During my level 1 partnership broker training (provided by the excellent Partnership Brokers Association) I coined the phrase the ‘partnership vortex’ as a way of describing the early stages of a ‘forced’ or ‘unequal’ partnership where the rhetoric of partnership (often used to mask what is essentially a contract or transaction), the urgency of delivery, peer pressure and the fear of missing out combine to create a dangerous whirlpool which can suck in ‘partners’… Those who have the misfortune to be sucked into a partnership vortex eventually emerge battered and bruised, and while the experience can be a profound learning opportunity, more often than not it results in a breakdown of trust between ‘partners’ and a deep cynicism with regard to future partnerships
In the humanitarian sector, the vortex effect often arises in complex collaborations or consortia when a large injection of upfront capital (typically from an institutional donor or investor), is channelled through a reputable (often the biggest) organisation in response to a complex proposal and a commitment to deliver specific results or outcomes collaboratively. The danger of the vortex is particularly acute where ‘in principle’ (or binding) commitments have already been made by leadership, but the detailed processes and implementation, as well as the day to day management of the collaboration are delegated to management and more junior colleagues.

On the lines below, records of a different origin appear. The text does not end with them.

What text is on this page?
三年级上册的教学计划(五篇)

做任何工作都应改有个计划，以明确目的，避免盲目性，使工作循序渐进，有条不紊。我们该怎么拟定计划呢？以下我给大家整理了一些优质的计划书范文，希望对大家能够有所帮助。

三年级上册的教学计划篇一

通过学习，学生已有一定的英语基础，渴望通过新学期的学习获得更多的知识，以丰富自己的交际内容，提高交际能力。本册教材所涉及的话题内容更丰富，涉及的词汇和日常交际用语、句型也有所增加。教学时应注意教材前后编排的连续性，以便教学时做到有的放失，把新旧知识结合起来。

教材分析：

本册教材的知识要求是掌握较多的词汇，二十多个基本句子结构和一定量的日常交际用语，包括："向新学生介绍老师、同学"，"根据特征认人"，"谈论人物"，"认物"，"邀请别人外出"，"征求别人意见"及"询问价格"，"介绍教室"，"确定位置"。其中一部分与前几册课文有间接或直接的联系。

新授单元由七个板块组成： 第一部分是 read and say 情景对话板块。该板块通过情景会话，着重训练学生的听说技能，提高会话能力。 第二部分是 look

Dressing up legitimate contracts or transactional relationships as partnerships does a huge disservice to those brokering and building ‘real’ partnerships. Mutually agreed contracts and transactions are essential and often sufficient; partnerships require the risks and benefits to be shared, and a degree of equity to the way in which power and voice is distributed among partners. Contracts or transactions masquerading as partnerships take on a life and momentum of their own, creating a dangerous vortex.

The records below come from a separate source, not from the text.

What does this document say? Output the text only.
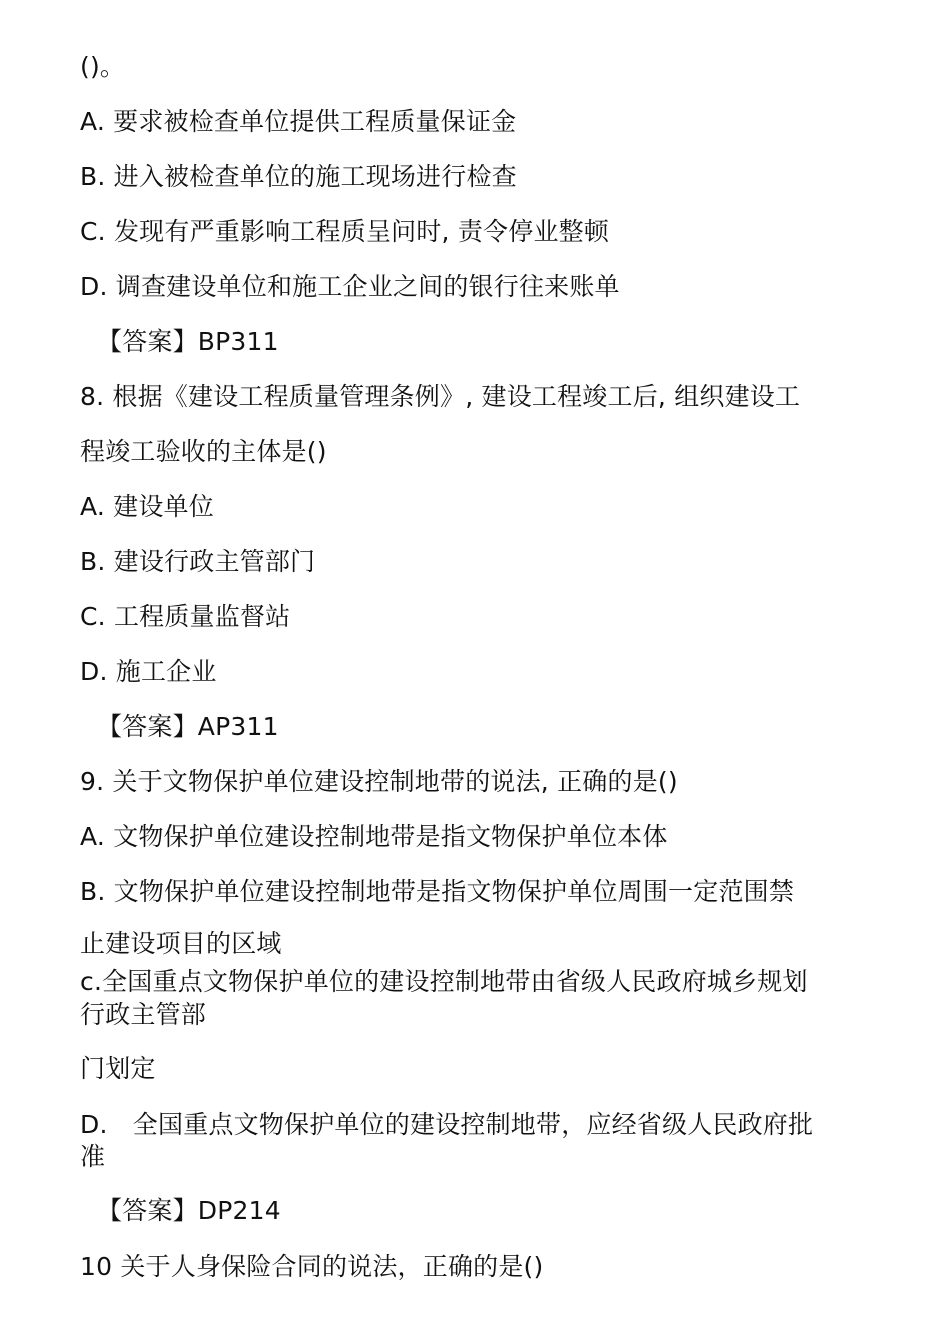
()。
A. 要求被检查单位提供工程质量保证金
B. 进入被检查单位的施工现场进行检查
C. 发现有严重影响工程质呈问时, 责令停业整顿
D. 调查建设单位和施工企业之间的银行往来账单
【答案】BP311
8. 根据《建设工程质量管理条例》, 建设工程竣工后, 组织建设工
程竣工验收的主体是()
A. 建设单位
B. 建设行政主管部门
C. 工程质量监督站
D. 施工企业
【答案】AP311
9. 关于文物保护单位建设控制地带的说法, 正确的是()
A. 文物保护单位建设控制地带是指文物保护单位本体
B. 文物保护单位建设控制地带是指文物保护单位周围一定范围禁
止建设项目的区域
c.全国重点文物保护单位的建设控制地带由省级人民政府城乡规划
行政主管部
门划定
D.　全国重点文物保护单位的建设控制地带，应经省级人民政府批
准
【答案】DP214
10 关于人身保险合同的说法，正确的是()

Avoiding the vortex takes skill and sound judgement. Extricating oneself (or one’s organisation) from it takes courage and determination. In my experience a number of agreements need to be in place to ensure there is equity in the partnership. For me, time invested in defining and agreeing under-pinning ‘operating principles’ is well worthwhile. From here, the necessary contracts, MoUs or specific agreements can be elaborated and managed appropriately. We would each do well to re-examine partnerships we are involved in brokering, building or managing to ensure we are not at risk of being sucked into the vortex ourselves.